Network expansion based on customer demand (was: Re: [e2e] Fundamental Questions about Router Queue in High Speed IP Networks)

Anders Bergsten Anders.P.Bergsten at telia.se
Fri Aug 24 04:04:31 PDT 2001


David, 

> The false assumption pervading this whole discussion is that it presumes a
> constant network capacity, rather than assuming that the goal of a network
> is to expand to meet all the demand that customers are willing to pay for,
> and that customers will not pay very much for long latency and high jitter.
A follow-up question on that...

I agree that the goal of a network is to expand to meet all the demand
that customers are willing to pay for. Of course, it has to be under the
assumption that the expansion provides revenu. This expansion is the key
to achieve QoS (demand<=supply - whatever technology we use).
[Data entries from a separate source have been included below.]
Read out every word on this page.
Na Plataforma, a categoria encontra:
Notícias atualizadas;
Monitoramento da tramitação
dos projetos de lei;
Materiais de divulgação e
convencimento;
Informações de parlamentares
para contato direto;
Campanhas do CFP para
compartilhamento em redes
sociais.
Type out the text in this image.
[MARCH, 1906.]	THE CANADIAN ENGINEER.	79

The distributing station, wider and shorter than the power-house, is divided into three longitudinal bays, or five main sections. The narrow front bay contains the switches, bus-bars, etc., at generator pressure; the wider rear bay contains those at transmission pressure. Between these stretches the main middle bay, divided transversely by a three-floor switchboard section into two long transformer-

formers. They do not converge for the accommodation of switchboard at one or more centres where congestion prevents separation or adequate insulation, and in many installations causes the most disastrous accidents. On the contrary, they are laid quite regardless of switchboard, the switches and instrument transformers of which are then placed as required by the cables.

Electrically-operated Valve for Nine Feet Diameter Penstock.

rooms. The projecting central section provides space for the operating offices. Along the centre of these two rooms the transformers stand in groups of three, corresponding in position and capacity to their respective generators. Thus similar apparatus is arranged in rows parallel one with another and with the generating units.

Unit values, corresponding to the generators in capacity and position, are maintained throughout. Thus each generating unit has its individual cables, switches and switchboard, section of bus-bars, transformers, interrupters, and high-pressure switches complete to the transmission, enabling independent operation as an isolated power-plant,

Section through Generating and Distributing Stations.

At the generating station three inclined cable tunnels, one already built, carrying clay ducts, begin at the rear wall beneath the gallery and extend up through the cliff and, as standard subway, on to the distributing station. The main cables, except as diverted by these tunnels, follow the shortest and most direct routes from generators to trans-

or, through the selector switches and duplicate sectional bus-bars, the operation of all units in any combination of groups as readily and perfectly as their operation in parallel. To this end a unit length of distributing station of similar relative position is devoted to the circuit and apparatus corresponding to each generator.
But, would you say that we (as an ISP for example) have enough
information to judge where to expand the network to meet the demand that
the customers are willing to pay for? 

As I see it, we only have information about the resource utilisation on
single links to judge the demand. We also have the information about our
customer contracts that gives some hint on what they want - but
generally these contracts does not state anything but the aggregated
bandwidth that the user wish to send. 

What I am especially thinking about is TCP's congestion control, which
might actually hide some information from us - the true demand of a user
might be quite different than what the transport mechanism allows, and
thus what we see in the network as resource utilisation.